Le cerveau face à l’imprévisible
Dans cette lecture, le cerveau agit avant tout comme un système de défense. Il privilégie des “dommages contrôlés” ( reporter une tâche, se perdre dans les détails, se critiquer ) plutôt que de s’exposer à une incertitude anxiogène. Autrement dit, mieux vaut provoquer soi-même un inconfort prévisible que risquer un choc venu de l’extérieur. Ces stratégies, bien qu’inefficaces à long terme, permettent de maintenir une illusion de contrôle.

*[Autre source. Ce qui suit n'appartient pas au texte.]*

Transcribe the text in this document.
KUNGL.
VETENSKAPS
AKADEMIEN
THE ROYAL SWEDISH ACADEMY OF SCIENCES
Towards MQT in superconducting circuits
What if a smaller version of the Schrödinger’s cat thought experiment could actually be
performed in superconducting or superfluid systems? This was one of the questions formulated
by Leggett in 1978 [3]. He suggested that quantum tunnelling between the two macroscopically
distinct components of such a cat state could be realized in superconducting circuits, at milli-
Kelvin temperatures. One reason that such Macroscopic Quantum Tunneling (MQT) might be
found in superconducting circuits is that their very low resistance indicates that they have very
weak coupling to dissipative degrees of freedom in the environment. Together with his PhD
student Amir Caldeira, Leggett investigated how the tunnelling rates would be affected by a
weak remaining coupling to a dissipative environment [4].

Mais ces réflexes ont un coût : stress chronique, épuisement et parfois burn-out. Pour les réguler, les spécialistes insistent sur la nécessité de traiter la peur sous-jacente plutôt que le comportement visible. Créer un sentiment de sécurité, accepter certaines limites ( comme renoncer à l’idéal de perfection ) et agir malgré l’inconfort seraient des leviers plus efficaces que la simple volonté. Une approche qui invite à comprendre nos automatismes avant de chercher à les corriger.